A quattro anni di distanza il cantautore pubblica "Nessuna scala da salire", album dalle sonorità rock con richiami agli anni 80. Tgcom24 lo ha incontrato

Dopo quattro anni di silenzio Bugo torna e...

se la gode. Come recita il singolo "Me la godo" che ha anticipato l'album "Nessuna scala da salire". L'album, uscito prima in vinile e adesso in tutti i formati, è un lavoro caratterizzato da un'impronta rock che guarda agli anni 80. "Avevo perso la voglia di scrivere canzoni - spiega a Tgcom24 -. Adesso sono tornato più carico che mai".

Il primo passo è stato l'Ep "Arrivano i nostri". Poi l'uscita in vinile (con l'album andato dritto al primo posto della classifica dei vinili più venduti). Ora il ritorno del cantautore può definirsi compiuto, con tanto di tour in vista. "Volevo tornare con calma - spiega lui -. Come se mi presentassi a una cena e porto venti piatti in tavola. Iniziamo dal primo. Mi sembrava giusto. E "Cosa ne pensi Sergio?" (il singolo uscito a inizio estate 2015 - ndr) è andato bene".

Cosa rappresenta per te questo lavoro?
Ottavo album. Importante perché l'ultimo era del 2011. Tornare dopo tanto tempo sapevo che era un rischio, degli artisti ci si dimentica facilmente. Tornato più carico che mai. Fare una riflessione rincorsa di due o tre anni non è come farla di un anno.

Come mai un silenzio discografico così lungo?
Avevo perso la voglia di scrivere canzoni, l'ultimo disco mi aveva portato diversi problemi. Le reazioni della critica e del pubblico mi avevano messo paura. Il titolo del disco simboleggia proprio il fatto di non voler avere paura.

Cosa era andato storto con quel lavoro?
Era qualcosa di diverso rispetto ai miei canoni. Il primo singolo era una canzone di amore e il disco era quasi interamente dedicato a mia moglie. La gente ha detto che mi ero rincoglionito.

Adesso sembra cambiato tutto a partire dalla copertina, con un bianco e nero inusuale.
Nella copertina volevo far venire fuori la mia faccia, volevo espormi. L'idea era quella di uno che torna con questa aria da sbruffone.

Nel 2008 cantavi "C'è crisi", ora invece "Me la godo". E' cambiato il contesto o sei cambiato tu?
In realtà sono due facce della stessa medaglia. Il significato vero di "C'è crisi" era: c'è un problema vero, cosa vuoi fare? Fa' niente! E adesso me la godo. Dopodiché non bisogna assolutizzare. Adesso scrivo che me la godo ma ogni tanto mi rompo anche i coglioni. Scrivo inconsciamente, eventuali pensieri li faccio a posteriori. Ho la necessità di dire le cose semplici e chiare.
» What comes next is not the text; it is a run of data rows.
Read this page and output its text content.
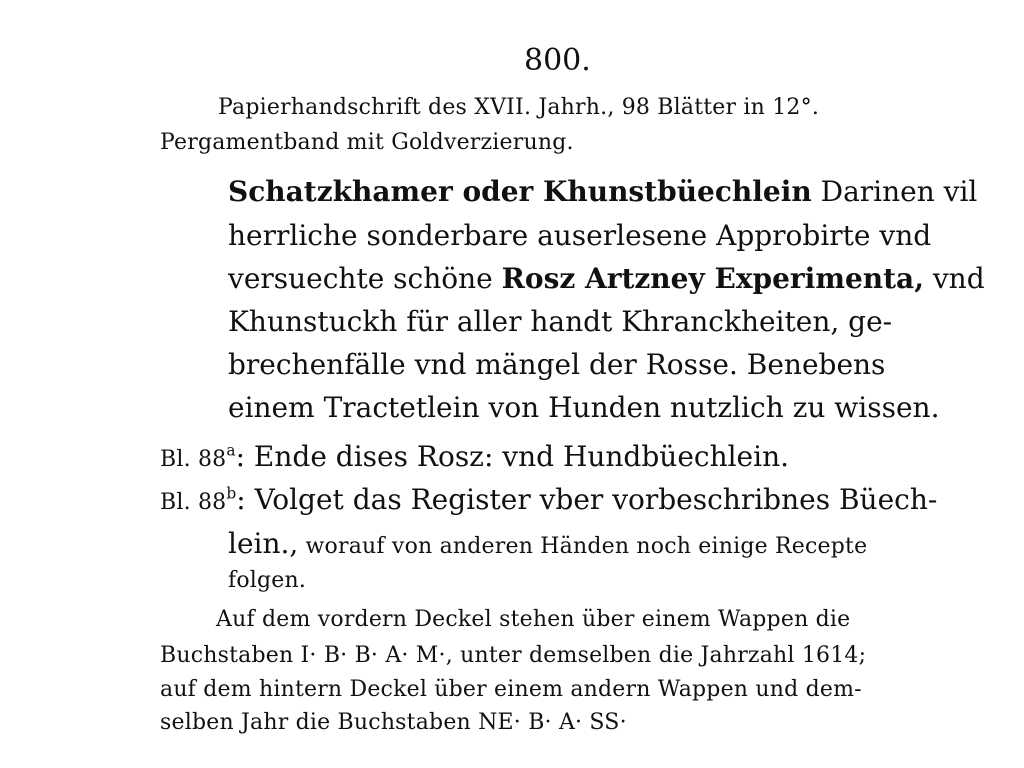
800.
Papierhandschrift des XVII. Jahrh., 98 Blätter in 12°.
Pergamentband mit Goldverzierung.
Schatzkhamer oder Khunstbüechlein Darinen vil
herrliche sonderbare auserlesene Approbirte vnd
versuechte schöne Rosz Artzney Experimenta, vnd
Khunstuckh für aller handt Khranckheiten, ge-
brechenfälle vnd mängel der Rosse. Benebens
einem Tractetlein von Hunden nutzlich zu wissen.
Bl. 88$^a$: Ende dises Rosz: vnd Hundbüechlein.
Bl. 88$^b$: Volget das Register vber vorbeschribnes Büech-
lein., worauf von anderen Händen noch einige Recepte
folgen.
Auf dem vordern Deckel stehen über einem Wappen die
Buchstaben I· B· B· A· M·, unter demselben die Jahrzahl 1614;
auf dem hintern Deckel über einem andern Wappen und dem-
selben Jahr die Buchstaben NE· B· A· SS·
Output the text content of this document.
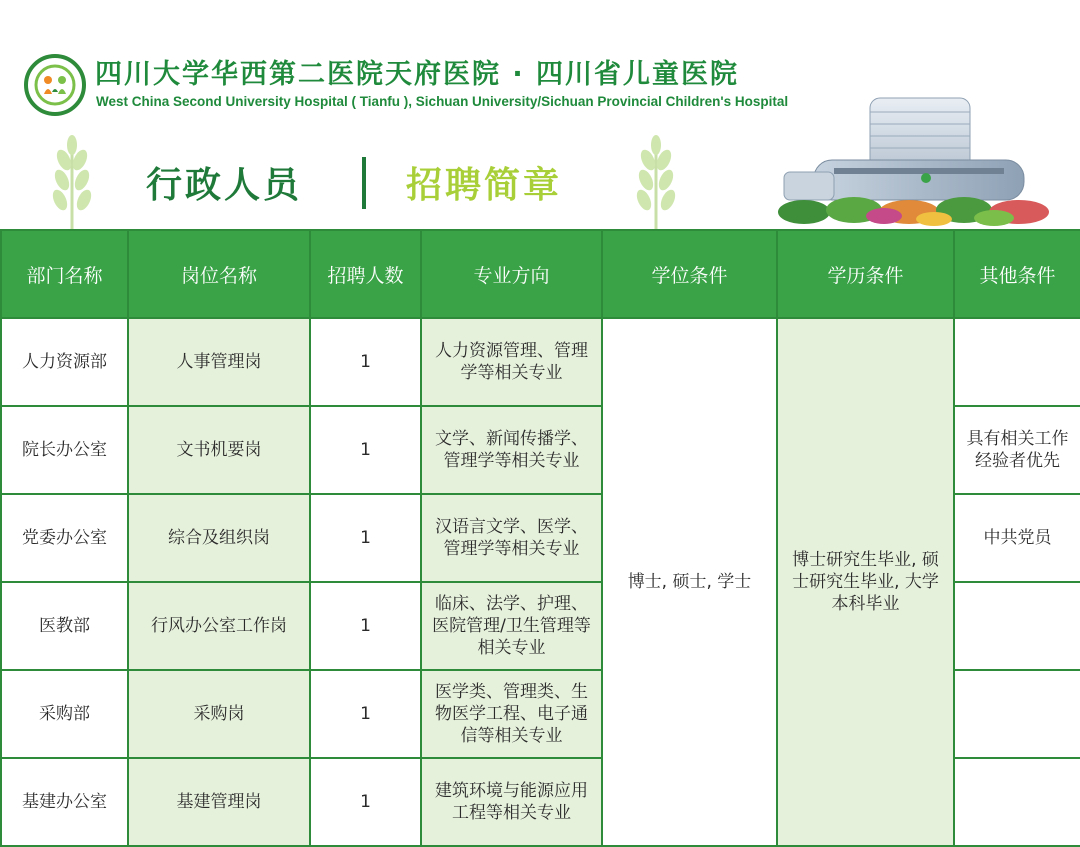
四川大学华西第二医院天府医院 · 四川省儿童医院
West China Second University Hospital ( Tianfu ), Sichuan University/Sichuan Provincial Children's Hospital
行政人员	招聘简章
部门名称	岗位名称	招聘人数	专业方向	学位条件	学历条件	其他条件
人力资源部	人事管理岗	1	人力资源管理、管理学等相关专业	博士, 硕士, 学士	博士研究生毕业, 硕士研究生毕业, 大学本科毕业	
院长办公室	文书机要岗	1	文学、新闻传播学、管理学等相关专业			具有相关工作经验者优先
党委办公室	综合及组织岗	1	汉语言文学、医学、管理学等相关专业			中共党员
医教部	行风办公室工作岗	1	临床、法学、护理、医院管理/卫生管理等相关专业			
采购部	采购岗	1	医学类、管理类、生物医学工程、电子通信等相关专业			
基建办公室	基建管理岗	1	建筑环境与能源应用工程等相关专业			
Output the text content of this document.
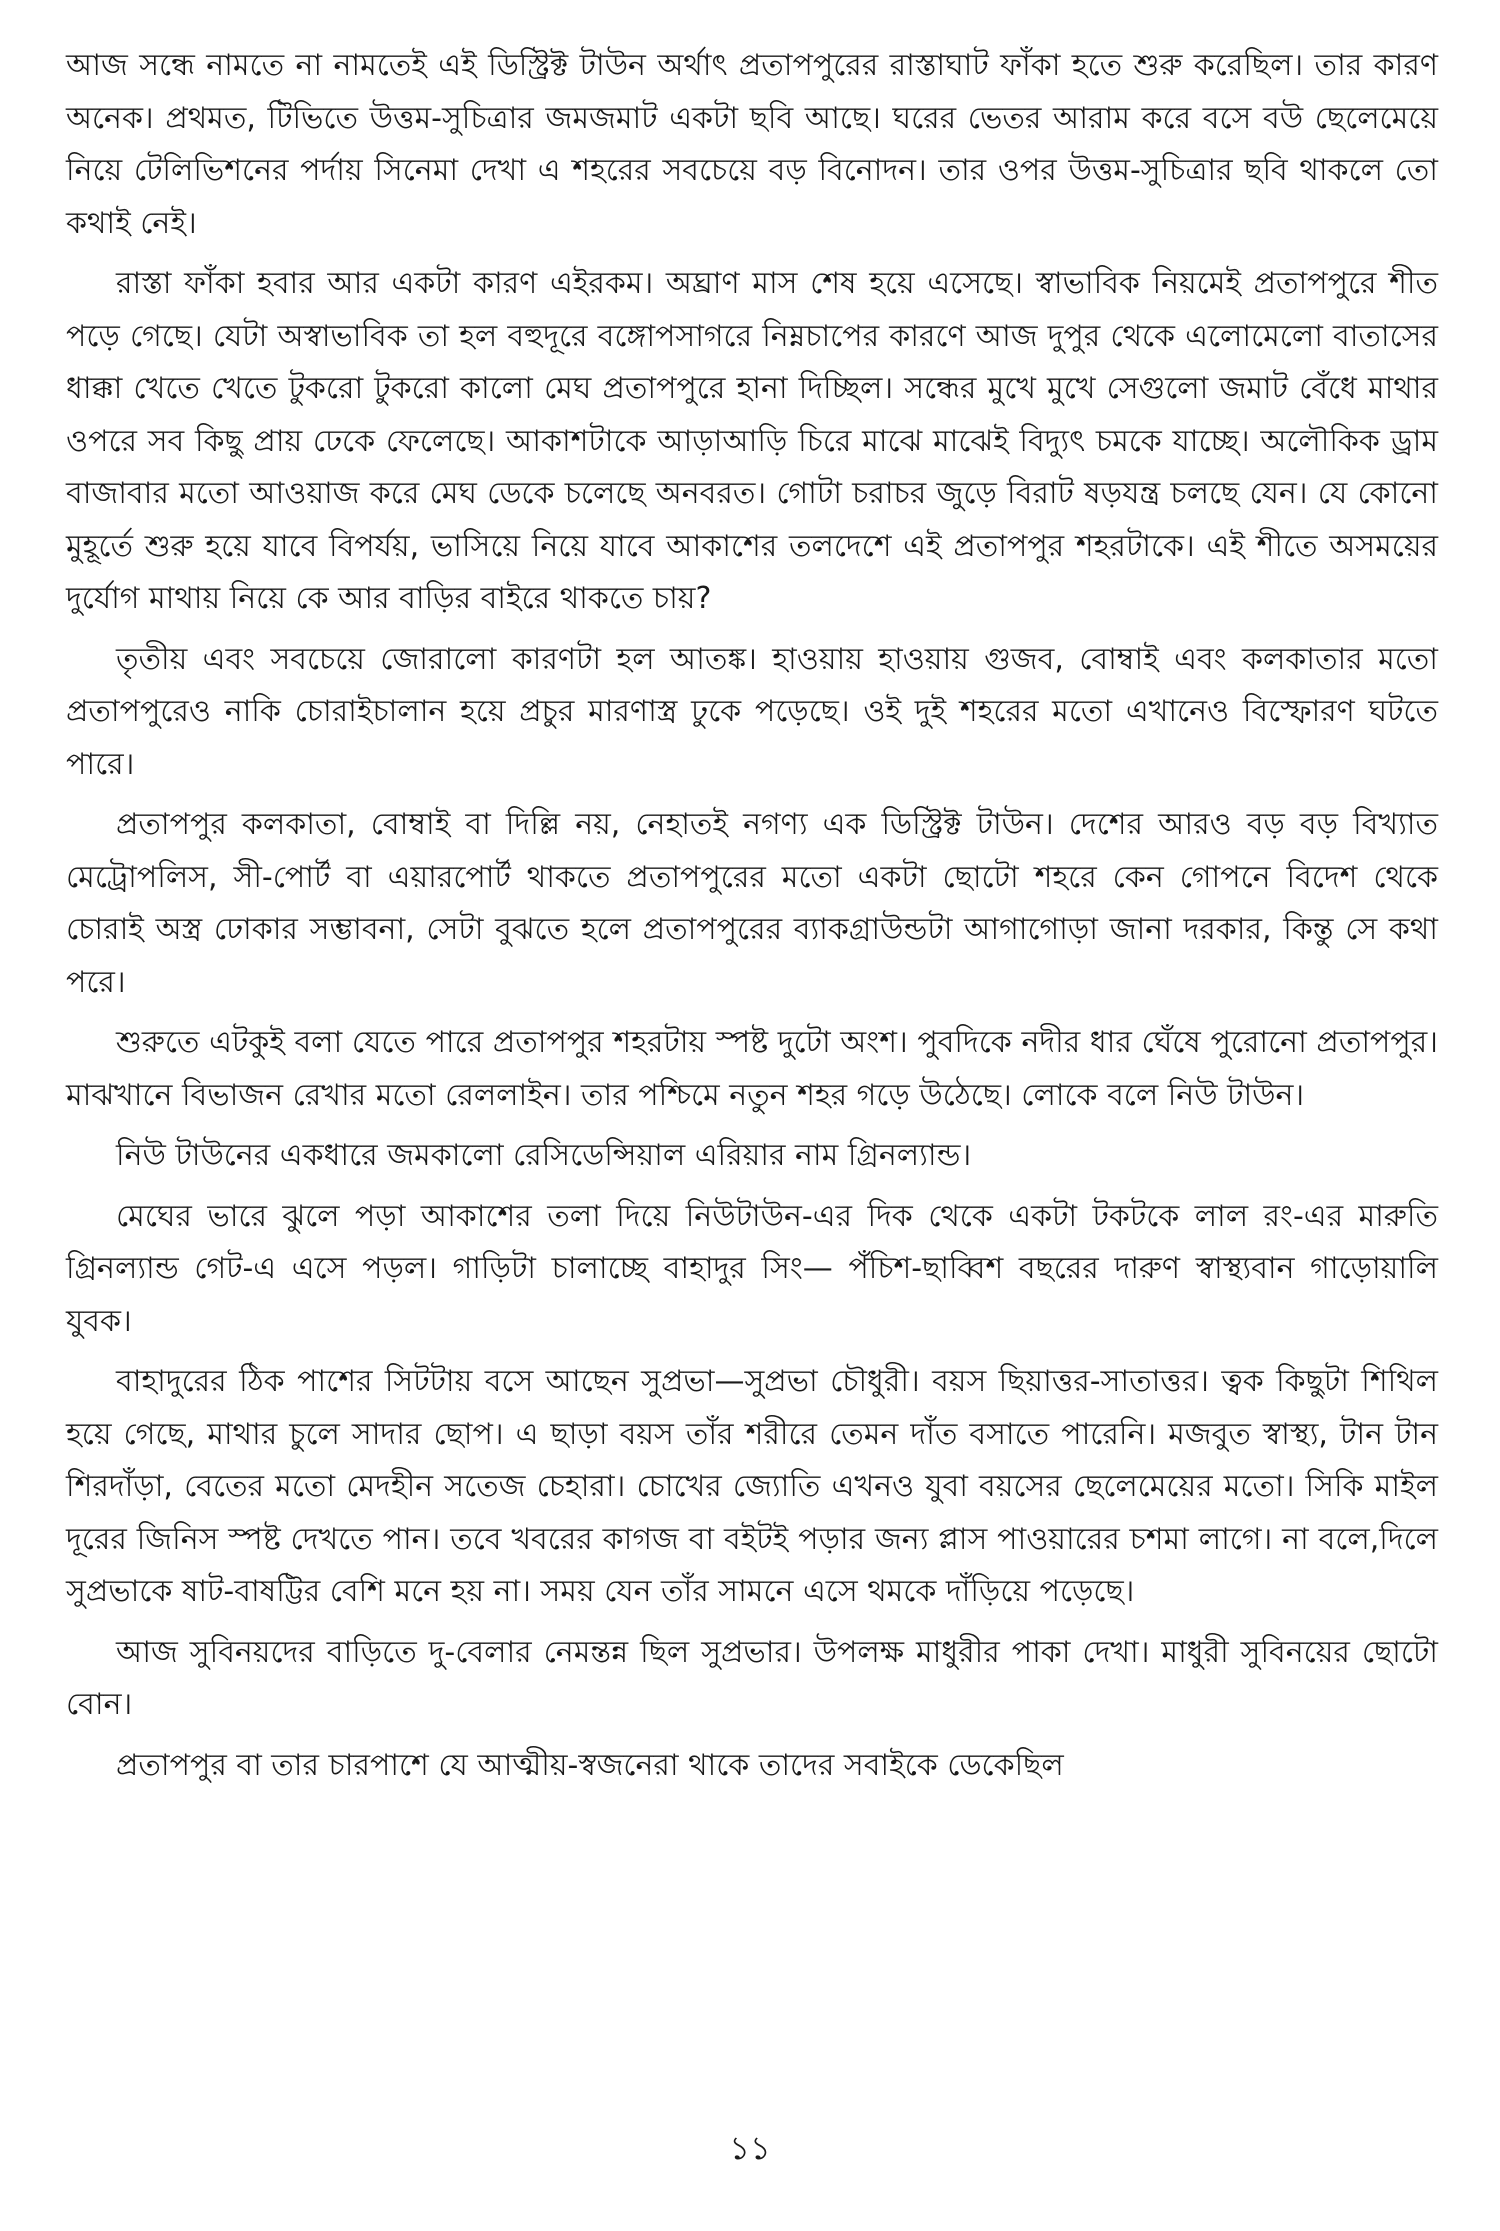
আজ সন্ধে নামতে না নামতেই এই ডিস্ট্রিক্ট টাউন অর্থাৎ প্রতাপপুরের রাস্তাঘাট ফাঁকা হতে শুরু করেছিল। তার কারণ অনেক। প্রথমত, টিভিতে উত্তম-সুচিত্রার জমজমাট একটা ছবি আছে। ঘরের ভেতর আরাম করে বসে বউ ছেলেমেয়ে নিয়ে টেলিভিশনের পর্দায় সিনেমা দেখা এ শহরের সবচেয়ে বড় বিনোদন। তার ওপর উত্তম-সুচিত্রার ছবি থাকলে তো কথাই নেই।

রাস্তা ফাঁকা হবার আর একটা কারণ এইরকম। অঘ্রাণ মাস শেষ হয়ে এসেছে। স্বাভাবিক নিয়মেই প্রতাপপুরে শীত পড়ে গেছে। যেটা অস্বাভাবিক তা হল বহুদূরে বঙ্গোপসাগরে নিম্নচাপের কারণে আজ দুপুর থেকে এলোমেলো বাতাসের ধাক্কা খেতে খেতে টুকরো টুকরো কালো মেঘ প্রতাপপুরে হানা দিচ্ছিল। সন্ধের মুখে মুখে সেগুলো জমাট বেঁধে মাথার ওপরে সব কিছু প্রায় ঢেকে ফেলেছে। আকাশটাকে আড়াআড়ি চিরে মাঝে মাঝেই বিদ্যুৎ চমকে যাচ্ছে। অলৌকিক ড্রাম বাজাবার মতো আওয়াজ করে মেঘ ডেকে চলেছে অনবরত। গোটা চরাচর জুড়ে বিরাট ষড়যন্ত্র চলছে যেন। যে কোনো মুহূর্তে শুরু হয়ে যাবে বিপর্যয়, ভাসিয়ে নিয়ে যাবে আকাশের তলদেশে এই প্রতাপপুর শহরটাকে। এই শীতে অসময়ের দুর্যোগ মাথায় নিয়ে কে আর বাড়ির বাইরে থাকতে চায়?

তৃতীয় এবং সবচেয়ে জোরালো কারণটা হল আতঙ্ক। হাওয়ায় হাওয়ায় গুজব, বোম্বাই এবং কলকাতার মতো প্রতাপপুরেও নাকি চোরাইচালান হয়ে প্রচুর মারণাস্ত্র ঢুকে পড়েছে। ওই দুই শহরের মতো এখানেও বিস্ফোরণ ঘটতে পারে।

প্রতাপপুর কলকাতা, বোম্বাই বা দিল্লি নয়, নেহাতই নগণ্য এক ডিস্ট্রিক্ট টাউন। দেশের আরও বড় বড় বিখ্যাত মেট্রোপলিস, সী-পোর্ট বা এয়ারপোর্ট থাকতে প্রতাপপুরের মতো একটা ছোটো শহরে কেন গোপনে বিদেশ থেকে চোরাই অস্ত্র ঢোকার সম্ভাবনা, সেটা বুঝতে হলে প্রতাপপুরের ব্যাকগ্রাউন্ডটা আগাগোড়া জানা দরকার, কিন্তু সে কথা পরে।

শুরুতে এটকুই বলা যেতে পারে প্রতাপপুর শহরটায় স্পষ্ট দুটো অংশ। পুবদিকে নদীর ধার ঘেঁষে পুরোনো প্রতাপপুর। মাঝখানে বিভাজন রেখার মতো রেললাইন। তার পশ্চিমে নতুন শহর গড়ে উঠেছে। লোকে বলে নিউ টাউন।

নিউ টাউনের একধারে জমকালো রেসিডেন্সিয়াল এরিয়ার নাম গ্রিনল্যান্ড।

মেঘের ভারে ঝুলে পড়া আকাশের তলা দিয়ে নিউটাউন-এর দিক থেকে একটা টকটকে লাল রং-এর মারুতি গ্রিনল্যান্ড গেট-এ এসে পড়ল। গাড়িটা চালাচ্ছে বাহাদুর সিং— পঁচিশ-ছাব্বিশ বছরের দারুণ স্বাস্থ্যবান গাড়োয়ালি যুবক।

বাহাদুরের ঠিক পাশের সিটটায় বসে আছেন সুপ্রভা—সুপ্রভা চৌধুরী। বয়স ছিয়াত্তর-সাতাত্তর। ত্বক কিছুটা শিথিল হয়ে গেছে, মাথার চুলে সাদার ছোপ। এ ছাড়া বয়স তাঁর শরীরে তেমন দাঁত বসাতে পারেনি। মজবুত স্বাস্থ্য, টান টান শিরদাঁড়া, বেতের মতো মেদহীন সতেজ চেহারা। চোখের জ্যোতি এখনও যুবা বয়সের ছেলেমেয়ের মতো। সিকি মাইল দূরের জিনিস স্পষ্ট দেখতে পান। তবে খবরের কাগজ বা বইটই পড়ার জন্য প্লাস পাওয়ারের চশমা লাগে। না বলে,দিলে সুপ্রভাকে ষাট-বাষট্টির বেশি মনে হয় না। সময় যেন তাঁর সামনে এসে থমকে দাঁড়িয়ে পড়েছে।

আজ সুবিনয়দের বাড়িতে দু-বেলার নেমন্তন্ন ছিল সুপ্রভার। উপলক্ষ মাধুরীর পাকা দেখা। মাধুরী সুবিনয়ের ছোটো বোন।

প্রতাপপুর বা তার চারপাশে যে আত্মীয়-স্বজনেরা থাকে তাদের সবাইকে ডেকেছিল

১১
Nell'album è inevitabile sentire richiami al Vasco Rossi degli anni 80...
Vasco è uno dei miei eroi. In alcuni dischi è saltato fuori in qualche volta più, in altre meno. Nella fase 82-89 lui e Guido Elmi hanno fatto il massimo per mettere i punti fermi nel rock italiano. E quindi resta un punto di riferimento. I ragazzi che ascoltano il Vasco di oggi dovrebbero ascoltare un po', le cose di quel periodo, rivoluzionarie. Ma la mia non è stata un'operazione nostalgica. Per me è un disco del 2016, non anni 80. Poi è chiaro che l'influenza c'è... 

Hai vissuto in India. Come mai?
Non sono fuggito dall'Italia ma tornando mi sono chiesto cosa ci fosse da lamentarsi. Credo ora di amare di più la mia terra e la mia gente.

Come vedi il Paese adesso?
Credo che il popolo dovrebbe essere più unito. In tante cose. Da nord e sud a indie-mainstream nella musica. Forse non siamo ancora una nazione. Ma negli italiani ho fiducia. Non nella politica, che non fa nulla per la gente.

Che rapporto hai con i social?
È bellissimo attaccare tutti via social. Il problema è che non sono umani. Scrivi una cosa ma non si vede la tua faccia, non si capisce "come" dici quella cosa. Quindi la cosa non mi piace. Io cerco di essere me stesso anche lì, di non aver paura. E qualche volta scappa qualche casino. Voglio essere amato e odiato per le cose brutte che ho, non amato per un'immagine finta.